GLENDALE — A bill in the Assembly that would raise the minimum age for kindergarten would sap Glendale Unified School District of more revenue, school board members said.

The bill, which passed the California Senate earlier this month, would require children to be 5 years old by Sept. 1, up from the current December minimum. California is one of four states with a December cutoff for kindergarten.

The bill by state Sen. Joe Simitian (D-Palo Alto) originated from concerned teachers and mounting evidence that children are not primed to learn at age 4, he said.

But Glendale school board President Greg Krikorian said the bill is another attempt by state legislators to nickel-and-dime school districts.

“Manipulating and playing with the start date for children in kindergarten only gives these legislators an easy way out,” he said. “The whole thing is ridiculous.”
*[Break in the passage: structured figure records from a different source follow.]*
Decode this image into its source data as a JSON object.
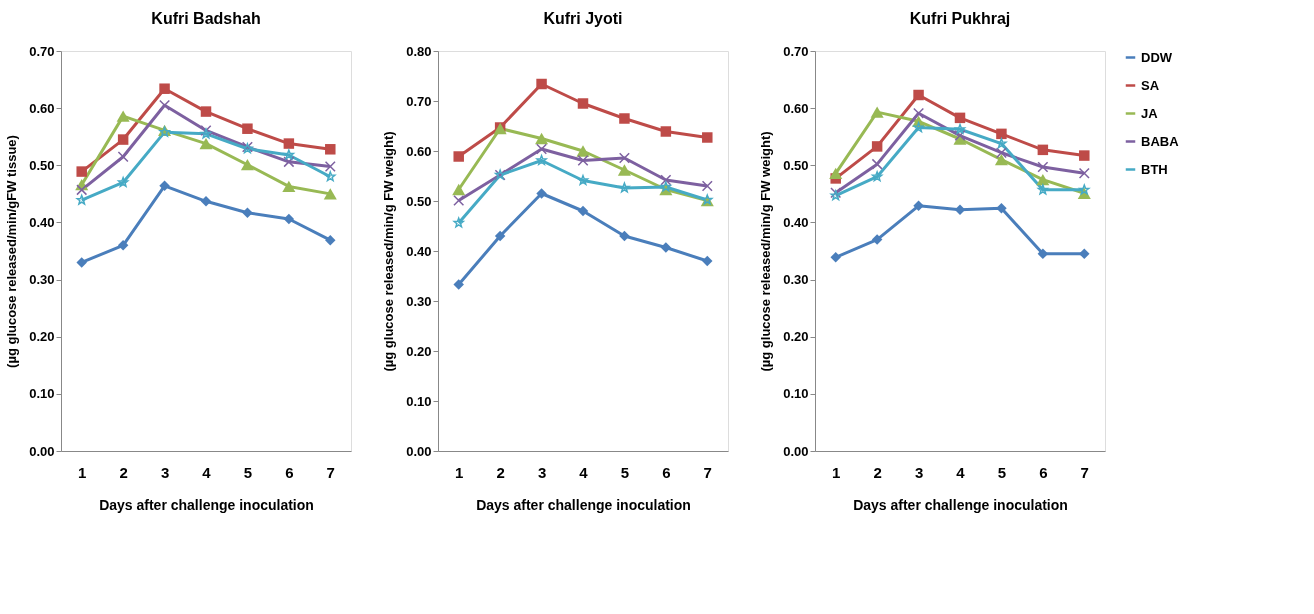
{
  "chart_data": [
    {
      "type": "line",
      "title": "Kufri Badshah",
      "xlabel": "Days after challenge inoculation",
      "ylabel": "(µg glucose released/min/gFW tissue)",
      "categories": [
        "1",
        "2",
        "3",
        "4",
        "5",
        "6",
        "7"
      ],
      "ylim": [
        0,
        0.7
      ],
      "yticks": [
        {
          "value": 0,
          "label": "0.00"
        },
        {
          "value": 0.1,
          "label": "0.10"
        },
        {
          "value": 0.2,
          "label": "0.20"
        },
        {
          "value": 0.3,
          "label": "0.30"
        },
        {
          "value": 0.4,
          "label": "0.40"
        },
        {
          "value": 0.5,
          "label": "0.50"
        },
        {
          "value": 0.6,
          "label": "0.60"
        },
        {
          "value": 0.7,
          "label": "0.70"
        }
      ],
      "legend": "top right",
      "grid": false,
      "line_style": "solid",
      "series": [
        {
          "name": "DDW",
          "color": "#4a7ebb",
          "marker": "diamond",
          "values": [
            0.33,
            0.36,
            0.464,
            0.437,
            0.417,
            0.406,
            0.369
          ]
        },
        {
          "name": "SA",
          "color": "#be4b48",
          "marker": "square",
          "values": [
            0.489,
            0.545,
            0.634,
            0.594,
            0.564,
            0.538,
            0.528
          ]
        },
        {
          "name": "JA",
          "color": "#98b954",
          "marker": "triangle",
          "values": [
            0.466,
            0.586,
            0.561,
            0.538,
            0.501,
            0.463,
            0.45
          ]
        },
        {
          "name": "BABA",
          "color": "#7d60a0",
          "marker": "cross",
          "values": [
            0.457,
            0.515,
            0.605,
            0.561,
            0.532,
            0.506,
            0.498
          ]
        },
        {
          "name": "BTH",
          "color": "#46aac5",
          "marker": "star",
          "values": [
            0.439,
            0.47,
            0.558,
            0.555,
            0.529,
            0.518,
            0.48
          ]
        }
      ]
    },
    {
      "type": "line",
      "title": "Kufri Jyoti",
      "xlabel": "Days after challenge inoculation",
      "ylabel": "(µg glucose released/min/g FW weight)",
      "categories": [
        "1",
        "2",
        "3",
        "4",
        "5",
        "6",
        "7"
      ],
      "ylim": [
        0,
        0.8
      ],
      "yticks": [
        {
          "value": 0,
          "label": "0.00"
        },
        {
          "value": 0.1,
          "label": "0.10"
        },
        {
          "value": 0.2,
          "label": "0.20"
        },
        {
          "value": 0.3,
          "label": "0.30"
        },
        {
          "value": 0.4,
          "label": "0.40"
        },
        {
          "value": 0.5,
          "label": "0.50"
        },
        {
          "value": 0.6,
          "label": "0.60"
        },
        {
          "value": 0.7,
          "label": "0.70"
        },
        {
          "value": 0.8,
          "label": "0.80"
        }
      ],
      "legend": "top right",
      "grid": false,
      "line_style": "solid",
      "series": [
        {
          "name": "DDW",
          "color": "#4a7ebb",
          "marker": "diamond",
          "values": [
            0.333,
            0.43,
            0.515,
            0.48,
            0.43,
            0.407,
            0.38
          ]
        },
        {
          "name": "SA",
          "color": "#be4b48",
          "marker": "square",
          "values": [
            0.589,
            0.647,
            0.734,
            0.695,
            0.665,
            0.639,
            0.627
          ]
        },
        {
          "name": "JA",
          "color": "#98b954",
          "marker": "triangle",
          "values": [
            0.523,
            0.645,
            0.625,
            0.6,
            0.562,
            0.523,
            0.501
          ]
        },
        {
          "name": "BABA",
          "color": "#7d60a0",
          "marker": "cross",
          "values": [
            0.501,
            0.552,
            0.604,
            0.581,
            0.586,
            0.542,
            0.53
          ]
        },
        {
          "name": "BTH",
          "color": "#46aac5",
          "marker": "star",
          "values": [
            0.456,
            0.552,
            0.581,
            0.541,
            0.526,
            0.528,
            0.502
          ]
        }
      ]
    },
    {
      "type": "line",
      "title": "Kufri Pukhraj",
      "xlabel": "Days after challenge inoculation",
      "ylabel": "(µg glucose released/min/g FW weight)",
      "categories": [
        "1",
        "2",
        "3",
        "4",
        "5",
        "6",
        "7"
      ],
      "ylim": [
        0,
        0.7
      ],
      "yticks": [
        {
          "value": 0,
          "label": "0.00"
        },
        {
          "value": 0.1,
          "label": "0.10"
        },
        {
          "value": 0.2,
          "label": "0.20"
        },
        {
          "value": 0.3,
          "label": "0.30"
        },
        {
          "value": 0.4,
          "label": "0.40"
        },
        {
          "value": 0.5,
          "label": "0.50"
        },
        {
          "value": 0.6,
          "label": "0.60"
        },
        {
          "value": 0.7,
          "label": "0.70"
        }
      ],
      "legend": "top right",
      "grid": false,
      "line_style": "solid",
      "series": [
        {
          "name": "DDW",
          "color": "#4a7ebb",
          "marker": "diamond",
          "values": [
            0.339,
            0.37,
            0.429,
            0.422,
            0.425,
            0.345,
            0.345
          ]
        },
        {
          "name": "SA",
          "color": "#be4b48",
          "marker": "square",
          "values": [
            0.477,
            0.533,
            0.623,
            0.583,
            0.555,
            0.527,
            0.517
          ]
        },
        {
          "name": "JA",
          "color": "#98b954",
          "marker": "triangle",
          "values": [
            0.486,
            0.593,
            0.577,
            0.546,
            0.51,
            0.475,
            0.451
          ]
        },
        {
          "name": "BABA",
          "color": "#7d60a0",
          "marker": "cross",
          "values": [
            0.452,
            0.502,
            0.591,
            0.552,
            0.522,
            0.497,
            0.486
          ]
        },
        {
          "name": "BTH",
          "color": "#46aac5",
          "marker": "star",
          "values": [
            0.447,
            0.48,
            0.566,
            0.563,
            0.538,
            0.457,
            0.457
          ]
        }
      ]
    }
  ]
}
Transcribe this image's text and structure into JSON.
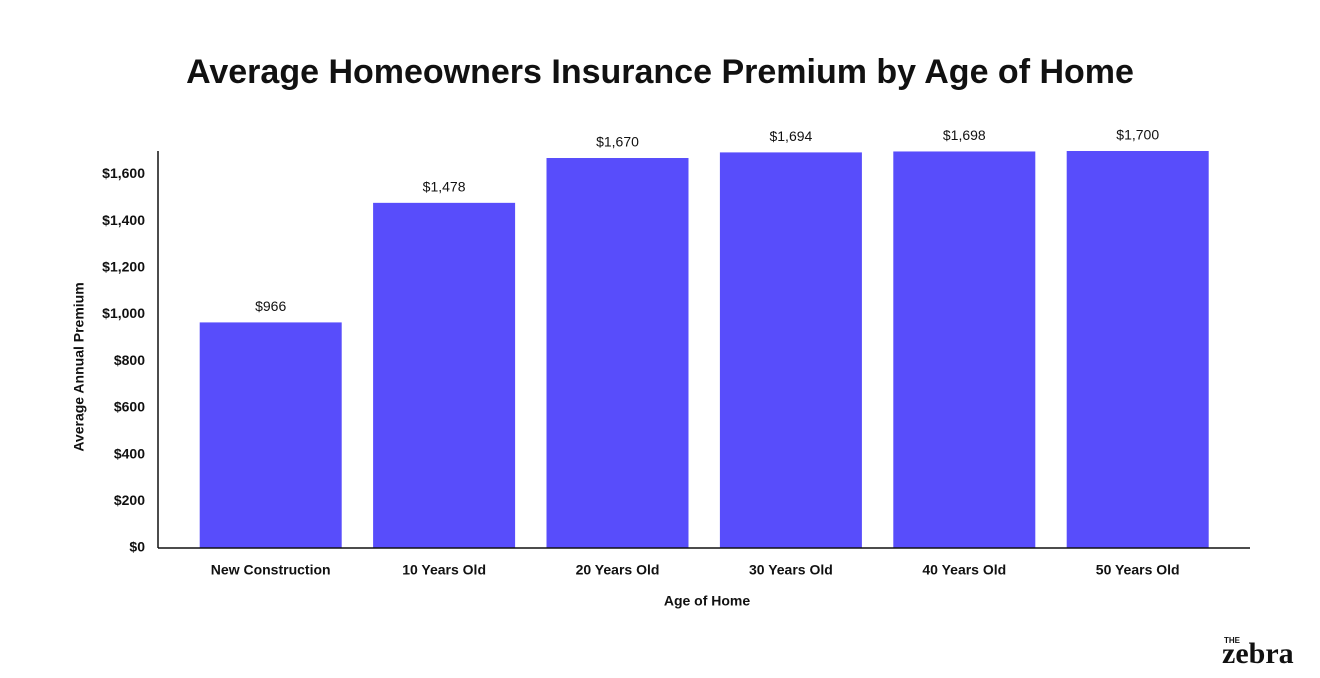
{
  "chart_data": {
    "type": "bar",
    "title": "Average Homeowners Insurance Premium by Age of Home",
    "x_label": "Age of Home",
    "y_label": "Average Annual Premium",
    "categories": [
      "New Construction",
      "10 Years Old",
      "20 Years Old",
      "30 Years Old",
      "40 Years Old",
      "50 Years Old"
    ],
    "values": [
      966,
      1478,
      1670,
      1694,
      1698,
      1700
    ],
    "value_labels": [
      "$966",
      "$1,478",
      "$1,670",
      "$1,694",
      "$1,698",
      "$1,700"
    ],
    "color": "#584dfb",
    "ylim": [
      0,
      1700
    ],
    "yticks": [
      {
        "value": 0,
        "label": "$0"
      },
      {
        "value": 200,
        "label": "$200"
      },
      {
        "value": 400,
        "label": "$400"
      },
      {
        "value": 600,
        "label": "$600"
      },
      {
        "value": 800,
        "label": "$800"
      },
      {
        "value": 1000,
        "label": "$1,000"
      },
      {
        "value": 1200,
        "label": "$1,200"
      },
      {
        "value": 1400,
        "label": "$1,400"
      },
      {
        "value": 1600,
        "label": "$1,600"
      }
    ],
    "grid": false
  },
  "logo": {
    "small": "THE",
    "main": "zebra"
  }
}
Simitian’s office estimates the change would save $700 million annually. Half the money would help fund a state preschool program, and the other half would pay down the state budget deficit, which is now $18.6 billion, according to state Controller John Chiang.

About 100,000 California public school children are estimated to have birthdays between Sept. 1 and Dec. 2, but Glendale Unified officials were unable to immediately determine how many of its 1,715 kindergartners would be affected.

The bill’s advocates and some child psychologists say beginning kindergarten later may lead to more positive student growth.

“Teachers tell me, ‘We can tell in third grade which kids started too young by virtue of their performance in the classroom,’” Simitian said.

About 25% of California’s K-12 students start school before turning 5, he said.

“I can’t imagine any system where we’d say let’s put 25% of kids in the system at an age where they are more likely to struggle than not,” he said.

The bill’s intent is not new, school board Vice President Joylene Wagner said. But the Five Star Coalition, where Glendale Unified joins school boards of La Cañada Flintridge, Burbank, Pasadena and South Pasadena, has yet to endorse the measure. A formal endorsement requires approval by each school board, but the coalition has been elevating the bill’s impact to finances and local control in its state and federal legislation agendas, Wagner said.

The California School Board Assn., of which Wagner is a delegate and board member Mary Boger is vice president, supports a September kindergarten start, Wagner said.

“There have been bills, I think, before that haven’t gone through, and now it may be with the added budget impetus, that anything to save money gets an extra look,” she said.

Glendale Unified may have kindergarten classes with 30 students on average next year, up from 20, since board members voted for bigger class sizes to help close a projected multimillion-dollar budget deficit.

Kindergarten has become more academically strenuous than it was when classes were 30 students on average in the 1990s, teachers said. There were fewer academic assessments and more instructional aides.

Students learning English take a state language development exam, but all kindergartners take a series of district benchmark exams throughout the year.